I had long stayed away from David Lean's Ryan's Daughter (1970) because it had been so thoroughly drubbed by critics upon its release. But, in watching it in its newest DVD release, I was convinced that it was nearly as fine, in its own way, as Lean's previous efforts; it was really given the shaft by snooty film writers who expected something more "important" from the Oscar-winning director who toiled famously, and disastrously, on the film; the rainy coastal Irish locations refused to cooperate with the crew, and led to an expanded shooting schedule and ballooning budget; after waiting weeks to get even 30 seconds of useable film, everybody stateside thought Lean insane for going forth with the project. Ryan's Daughter strikes me as an intensely personal David Lean film, one more concerned with the more intimate stories of history rather than the broad likes of Lawrence of Arabia, Doctor Zhivago, and even the similar A Passage to India. Watching it now, Ryan's Daughter seems like a unfathomably gorgeous, if slightly overlong, trip into another world.

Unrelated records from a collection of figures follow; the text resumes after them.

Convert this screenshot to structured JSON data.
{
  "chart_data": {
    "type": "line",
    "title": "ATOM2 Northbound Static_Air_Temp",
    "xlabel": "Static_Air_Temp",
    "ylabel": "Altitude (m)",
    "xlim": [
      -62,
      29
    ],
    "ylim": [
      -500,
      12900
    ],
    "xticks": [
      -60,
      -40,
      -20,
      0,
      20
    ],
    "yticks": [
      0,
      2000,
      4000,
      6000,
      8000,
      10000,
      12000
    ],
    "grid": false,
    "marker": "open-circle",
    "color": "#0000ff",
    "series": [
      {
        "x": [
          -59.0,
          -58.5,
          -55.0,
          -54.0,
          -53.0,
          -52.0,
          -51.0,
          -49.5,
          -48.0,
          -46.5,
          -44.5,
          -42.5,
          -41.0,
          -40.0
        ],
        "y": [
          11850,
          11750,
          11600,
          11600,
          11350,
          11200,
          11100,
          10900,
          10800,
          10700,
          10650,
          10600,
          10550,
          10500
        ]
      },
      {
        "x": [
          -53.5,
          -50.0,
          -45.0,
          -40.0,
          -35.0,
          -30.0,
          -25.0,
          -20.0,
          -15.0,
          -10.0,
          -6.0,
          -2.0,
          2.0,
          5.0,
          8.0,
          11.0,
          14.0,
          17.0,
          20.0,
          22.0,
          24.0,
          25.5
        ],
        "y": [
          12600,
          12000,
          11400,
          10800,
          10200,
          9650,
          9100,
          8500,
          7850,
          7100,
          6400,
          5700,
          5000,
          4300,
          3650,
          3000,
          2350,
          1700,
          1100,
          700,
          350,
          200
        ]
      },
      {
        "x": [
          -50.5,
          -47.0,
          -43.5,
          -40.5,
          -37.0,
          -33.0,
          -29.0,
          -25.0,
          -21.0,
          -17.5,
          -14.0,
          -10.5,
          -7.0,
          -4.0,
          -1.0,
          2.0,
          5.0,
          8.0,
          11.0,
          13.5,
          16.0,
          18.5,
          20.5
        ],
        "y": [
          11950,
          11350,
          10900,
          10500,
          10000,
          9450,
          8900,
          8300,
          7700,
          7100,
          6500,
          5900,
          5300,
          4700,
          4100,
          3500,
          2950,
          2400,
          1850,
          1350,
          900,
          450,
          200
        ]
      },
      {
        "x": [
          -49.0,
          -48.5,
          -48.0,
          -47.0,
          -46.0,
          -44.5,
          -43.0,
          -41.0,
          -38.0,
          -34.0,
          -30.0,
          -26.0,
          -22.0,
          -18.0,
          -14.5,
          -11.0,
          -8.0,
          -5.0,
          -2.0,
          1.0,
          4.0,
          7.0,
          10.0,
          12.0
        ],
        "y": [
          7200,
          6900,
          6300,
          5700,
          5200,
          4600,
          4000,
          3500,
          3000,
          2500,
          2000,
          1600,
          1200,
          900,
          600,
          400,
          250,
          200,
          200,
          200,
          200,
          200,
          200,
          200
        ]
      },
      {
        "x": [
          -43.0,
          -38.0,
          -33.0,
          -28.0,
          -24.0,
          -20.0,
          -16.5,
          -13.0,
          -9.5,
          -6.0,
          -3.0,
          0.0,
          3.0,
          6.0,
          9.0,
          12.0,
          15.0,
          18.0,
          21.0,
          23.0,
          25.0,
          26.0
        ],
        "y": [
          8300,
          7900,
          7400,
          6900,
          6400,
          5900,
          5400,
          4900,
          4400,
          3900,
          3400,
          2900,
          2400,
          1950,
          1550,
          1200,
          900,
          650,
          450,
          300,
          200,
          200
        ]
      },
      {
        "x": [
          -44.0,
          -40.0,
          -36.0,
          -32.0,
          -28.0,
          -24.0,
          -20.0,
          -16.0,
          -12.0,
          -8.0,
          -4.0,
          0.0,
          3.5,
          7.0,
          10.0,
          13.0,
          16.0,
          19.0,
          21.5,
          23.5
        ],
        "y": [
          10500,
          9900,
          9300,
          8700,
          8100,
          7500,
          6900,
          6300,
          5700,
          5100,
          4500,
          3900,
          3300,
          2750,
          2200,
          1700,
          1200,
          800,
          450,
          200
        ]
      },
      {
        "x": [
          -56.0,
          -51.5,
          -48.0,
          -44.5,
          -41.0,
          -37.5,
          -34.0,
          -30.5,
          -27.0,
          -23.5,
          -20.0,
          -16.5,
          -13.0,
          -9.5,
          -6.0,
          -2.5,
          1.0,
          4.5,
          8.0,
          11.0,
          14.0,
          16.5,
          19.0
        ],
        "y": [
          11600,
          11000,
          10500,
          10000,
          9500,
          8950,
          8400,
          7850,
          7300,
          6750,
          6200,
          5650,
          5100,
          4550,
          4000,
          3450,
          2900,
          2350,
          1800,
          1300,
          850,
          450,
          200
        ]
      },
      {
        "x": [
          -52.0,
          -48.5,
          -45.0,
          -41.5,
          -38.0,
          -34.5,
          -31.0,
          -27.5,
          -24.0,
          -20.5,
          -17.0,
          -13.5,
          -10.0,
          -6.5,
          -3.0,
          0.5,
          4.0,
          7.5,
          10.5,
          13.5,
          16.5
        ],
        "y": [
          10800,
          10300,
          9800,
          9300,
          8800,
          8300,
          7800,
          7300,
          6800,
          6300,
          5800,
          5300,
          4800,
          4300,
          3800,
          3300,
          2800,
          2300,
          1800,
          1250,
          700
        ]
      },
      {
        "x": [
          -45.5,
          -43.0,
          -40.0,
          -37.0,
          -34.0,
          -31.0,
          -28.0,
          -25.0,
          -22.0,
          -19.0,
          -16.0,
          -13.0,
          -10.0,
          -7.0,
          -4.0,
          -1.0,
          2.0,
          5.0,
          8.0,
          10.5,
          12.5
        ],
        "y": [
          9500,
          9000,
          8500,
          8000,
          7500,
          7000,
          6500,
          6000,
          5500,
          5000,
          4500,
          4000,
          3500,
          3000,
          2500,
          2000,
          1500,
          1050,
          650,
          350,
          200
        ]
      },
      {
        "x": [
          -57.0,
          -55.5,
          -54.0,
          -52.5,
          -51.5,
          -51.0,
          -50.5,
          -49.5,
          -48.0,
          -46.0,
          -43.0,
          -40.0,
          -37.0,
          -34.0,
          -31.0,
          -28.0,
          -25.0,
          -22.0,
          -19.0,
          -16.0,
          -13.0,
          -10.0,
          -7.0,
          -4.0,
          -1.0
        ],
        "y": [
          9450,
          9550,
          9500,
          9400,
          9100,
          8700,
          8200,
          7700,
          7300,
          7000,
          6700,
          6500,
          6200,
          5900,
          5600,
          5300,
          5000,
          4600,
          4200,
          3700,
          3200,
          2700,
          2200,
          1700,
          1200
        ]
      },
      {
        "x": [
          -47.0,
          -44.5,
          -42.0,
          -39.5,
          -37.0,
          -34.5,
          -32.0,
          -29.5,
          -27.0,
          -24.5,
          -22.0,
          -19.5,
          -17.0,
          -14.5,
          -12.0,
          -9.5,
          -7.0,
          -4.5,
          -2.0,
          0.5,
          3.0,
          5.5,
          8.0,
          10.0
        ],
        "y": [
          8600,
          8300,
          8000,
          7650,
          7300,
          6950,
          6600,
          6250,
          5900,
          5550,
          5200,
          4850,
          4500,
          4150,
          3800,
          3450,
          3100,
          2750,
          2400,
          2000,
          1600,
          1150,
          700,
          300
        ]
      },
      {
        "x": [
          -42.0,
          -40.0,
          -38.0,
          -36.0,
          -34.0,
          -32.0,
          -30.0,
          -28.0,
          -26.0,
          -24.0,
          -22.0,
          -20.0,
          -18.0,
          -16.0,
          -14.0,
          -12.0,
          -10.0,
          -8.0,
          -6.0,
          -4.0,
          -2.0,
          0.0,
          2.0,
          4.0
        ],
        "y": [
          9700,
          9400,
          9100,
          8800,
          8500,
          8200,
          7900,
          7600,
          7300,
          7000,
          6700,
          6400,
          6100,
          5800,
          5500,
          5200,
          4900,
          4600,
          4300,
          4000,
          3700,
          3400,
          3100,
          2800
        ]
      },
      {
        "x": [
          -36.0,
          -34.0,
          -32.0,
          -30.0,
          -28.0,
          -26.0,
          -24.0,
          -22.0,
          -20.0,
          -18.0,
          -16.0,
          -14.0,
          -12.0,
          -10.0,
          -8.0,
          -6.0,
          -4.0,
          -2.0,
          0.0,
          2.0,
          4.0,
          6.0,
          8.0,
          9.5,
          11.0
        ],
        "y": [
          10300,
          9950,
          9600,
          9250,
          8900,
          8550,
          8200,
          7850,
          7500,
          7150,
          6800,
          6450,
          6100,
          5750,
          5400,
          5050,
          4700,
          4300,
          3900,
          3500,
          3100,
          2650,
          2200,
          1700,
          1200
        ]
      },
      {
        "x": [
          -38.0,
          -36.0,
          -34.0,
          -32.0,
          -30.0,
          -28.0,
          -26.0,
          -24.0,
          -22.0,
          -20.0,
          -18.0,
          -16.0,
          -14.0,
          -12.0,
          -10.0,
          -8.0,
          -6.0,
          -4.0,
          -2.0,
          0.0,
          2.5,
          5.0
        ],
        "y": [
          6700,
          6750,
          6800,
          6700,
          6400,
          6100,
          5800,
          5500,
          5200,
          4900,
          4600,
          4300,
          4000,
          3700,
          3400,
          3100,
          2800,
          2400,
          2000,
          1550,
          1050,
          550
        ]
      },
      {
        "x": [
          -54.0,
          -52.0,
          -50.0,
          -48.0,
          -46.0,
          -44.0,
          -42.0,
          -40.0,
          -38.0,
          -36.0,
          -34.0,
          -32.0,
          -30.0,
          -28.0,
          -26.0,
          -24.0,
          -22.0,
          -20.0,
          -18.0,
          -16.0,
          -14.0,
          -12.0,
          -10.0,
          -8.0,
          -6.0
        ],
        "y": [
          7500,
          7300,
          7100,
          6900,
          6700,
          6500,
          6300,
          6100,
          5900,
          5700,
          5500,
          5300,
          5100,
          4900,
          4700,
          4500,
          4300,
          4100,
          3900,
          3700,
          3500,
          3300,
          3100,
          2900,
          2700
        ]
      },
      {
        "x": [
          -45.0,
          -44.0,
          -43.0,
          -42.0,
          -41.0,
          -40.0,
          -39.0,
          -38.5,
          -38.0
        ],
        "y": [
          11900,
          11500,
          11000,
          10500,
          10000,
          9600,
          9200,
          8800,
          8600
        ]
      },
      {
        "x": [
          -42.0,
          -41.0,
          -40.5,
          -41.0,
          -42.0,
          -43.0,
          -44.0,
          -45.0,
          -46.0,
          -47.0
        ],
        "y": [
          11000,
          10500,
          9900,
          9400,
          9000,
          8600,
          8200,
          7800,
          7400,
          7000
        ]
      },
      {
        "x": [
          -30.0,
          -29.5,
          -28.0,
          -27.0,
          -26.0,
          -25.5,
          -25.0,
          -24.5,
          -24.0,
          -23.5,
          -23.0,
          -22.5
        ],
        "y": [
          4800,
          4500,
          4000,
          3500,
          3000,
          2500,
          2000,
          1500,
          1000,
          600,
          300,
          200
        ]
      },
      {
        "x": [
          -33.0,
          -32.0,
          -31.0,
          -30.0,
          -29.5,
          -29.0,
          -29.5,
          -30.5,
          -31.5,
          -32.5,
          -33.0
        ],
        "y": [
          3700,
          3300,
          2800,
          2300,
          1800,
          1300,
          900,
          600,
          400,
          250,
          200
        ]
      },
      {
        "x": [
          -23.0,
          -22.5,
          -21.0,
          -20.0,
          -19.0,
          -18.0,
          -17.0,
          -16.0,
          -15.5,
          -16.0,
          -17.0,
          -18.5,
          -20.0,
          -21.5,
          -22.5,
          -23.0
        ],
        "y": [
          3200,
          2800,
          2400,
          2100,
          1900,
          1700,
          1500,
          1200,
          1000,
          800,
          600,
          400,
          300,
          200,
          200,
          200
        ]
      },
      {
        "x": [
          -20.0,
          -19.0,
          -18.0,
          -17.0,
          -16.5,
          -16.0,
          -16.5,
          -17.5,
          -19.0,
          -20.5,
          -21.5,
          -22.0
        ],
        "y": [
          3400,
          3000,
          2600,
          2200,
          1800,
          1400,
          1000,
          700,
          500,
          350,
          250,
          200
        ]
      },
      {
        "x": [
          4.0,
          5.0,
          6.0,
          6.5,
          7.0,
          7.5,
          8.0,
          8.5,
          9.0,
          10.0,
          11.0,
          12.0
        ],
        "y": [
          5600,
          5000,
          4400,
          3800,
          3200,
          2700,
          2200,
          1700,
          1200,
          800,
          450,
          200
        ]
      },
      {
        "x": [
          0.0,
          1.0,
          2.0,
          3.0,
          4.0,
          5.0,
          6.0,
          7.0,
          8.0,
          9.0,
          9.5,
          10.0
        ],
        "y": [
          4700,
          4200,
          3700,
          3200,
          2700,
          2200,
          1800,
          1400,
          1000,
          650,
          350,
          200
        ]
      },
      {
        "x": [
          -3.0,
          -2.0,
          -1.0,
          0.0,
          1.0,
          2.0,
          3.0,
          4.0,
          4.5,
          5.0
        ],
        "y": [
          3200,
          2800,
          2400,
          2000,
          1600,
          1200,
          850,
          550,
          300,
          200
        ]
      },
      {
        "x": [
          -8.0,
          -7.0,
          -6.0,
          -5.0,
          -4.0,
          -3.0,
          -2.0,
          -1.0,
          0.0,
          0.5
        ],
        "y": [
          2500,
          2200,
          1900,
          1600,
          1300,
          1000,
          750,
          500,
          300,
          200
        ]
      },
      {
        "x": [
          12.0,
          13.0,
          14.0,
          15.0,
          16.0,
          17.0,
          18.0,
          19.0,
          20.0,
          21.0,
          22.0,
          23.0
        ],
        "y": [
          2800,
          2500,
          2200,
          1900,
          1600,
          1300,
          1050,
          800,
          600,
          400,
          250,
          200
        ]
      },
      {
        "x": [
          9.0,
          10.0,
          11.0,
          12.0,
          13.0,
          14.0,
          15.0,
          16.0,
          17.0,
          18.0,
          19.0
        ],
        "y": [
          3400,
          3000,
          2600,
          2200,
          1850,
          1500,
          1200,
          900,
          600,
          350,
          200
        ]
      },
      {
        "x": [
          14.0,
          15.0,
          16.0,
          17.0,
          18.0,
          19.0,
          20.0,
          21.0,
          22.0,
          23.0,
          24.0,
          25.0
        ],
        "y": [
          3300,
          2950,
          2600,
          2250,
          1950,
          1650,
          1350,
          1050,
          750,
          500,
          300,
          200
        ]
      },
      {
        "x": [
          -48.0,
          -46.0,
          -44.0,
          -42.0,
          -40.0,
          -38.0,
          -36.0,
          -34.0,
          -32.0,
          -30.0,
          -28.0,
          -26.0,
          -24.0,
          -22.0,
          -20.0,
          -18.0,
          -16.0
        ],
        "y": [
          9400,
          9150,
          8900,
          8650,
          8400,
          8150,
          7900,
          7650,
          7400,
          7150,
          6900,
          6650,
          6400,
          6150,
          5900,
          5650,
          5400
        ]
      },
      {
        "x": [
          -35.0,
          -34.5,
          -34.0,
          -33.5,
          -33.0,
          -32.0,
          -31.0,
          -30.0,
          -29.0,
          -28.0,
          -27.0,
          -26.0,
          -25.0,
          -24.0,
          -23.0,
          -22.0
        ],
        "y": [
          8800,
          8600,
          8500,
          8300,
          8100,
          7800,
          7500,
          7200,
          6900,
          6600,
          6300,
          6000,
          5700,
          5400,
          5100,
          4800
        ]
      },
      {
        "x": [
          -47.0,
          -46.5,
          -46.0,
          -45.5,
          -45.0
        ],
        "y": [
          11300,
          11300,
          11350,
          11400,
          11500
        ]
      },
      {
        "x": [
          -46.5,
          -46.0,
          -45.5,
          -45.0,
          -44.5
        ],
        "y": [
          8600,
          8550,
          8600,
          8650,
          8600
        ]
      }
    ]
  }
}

Basically, the film is screenwriter Robert Bolt's homage to Flaubert's Madame Bovary. Sylvia Miles is excellent as Rosy, the homely daughter of an Irish pub owner, who desperately marries a stodgy, aging Irish schoolteacher (Robert Mitchum). Disappointed by his bedroom performance (in a very sad scene), Rosy turns her eyes to Randolph Doryan (Christopher Jones), a shell-shocked British veteran of WWI who finds his way into this judgmental Irish town (the scene where he first arrives, tapping down the cobblestones with his wooden leg, is also extremely memorable). Rosy takes her desire for this man to its furthest extreme (leading to one of the greatest love scenes ever filmed, with Rosy meeting her British soldier on horseback in order to tryst amid the march of nature, as you can see below):
I'm not blind to the film's faults, its main one being Robert Bolt's sometimes tired screenplay. Bolt seems most engaged with the story's more intimate side; where he tries to fold in the Irish Troubles in order to make the film more political, a la Lawrence of Arabia and Doctor Zhivago, the film wobbles. I think you needed the Irish Troubles as a factor in the film in order to show the ultra-forbidden nature of the central romance. The climax--retrieving the black market guns being delivered seaside during a raging storm--does feel tacked on, and not nearly compelling as a political struggle. But it also sets up Miles/Mitchum's ultimate fate at the hands of the Brit-hating township, so I can forgive its presence. Ryan's Daughter ain't Lawrence of Arabia or even A Man for All Seasons, script-wise. But we couldn't expect Robert Bolt to hand us Grand Slams at every bat; that said, this film has plenty of fine scripting in it, to be sure (the movie hasn't garnered its small but rabid cult for nothing). Add to that the emotive Oscar-winning photography by Freddie Young, some exacting sound work and gorgeous art direction, a surprisingly gentle Robert Mitchum, a flighty Sarah Miles, mournful Christopher Jones (I like that the teardrop-like scar on his cheek fades away as he gets deeper into passion with Miles), scolding Trevor Howard as the town priest, suspicious Leo McKern as Miles' father (the title Ryan), and the superb, unrecognizable John Mills in an Oscar-winning performance as the town fool, Ryan's Daughter should rightfully take its place, critics be damned, amongst David Lean's most well-regarded efforts.
SIDE NOTE: There's a cozy NYC pub named after the film located on the Upper East Side of Manhattan, on East 85th St. between 1st and 2nd Avenues. I recommend the place highly, if only for its Irish coziness and neighborhood regulars.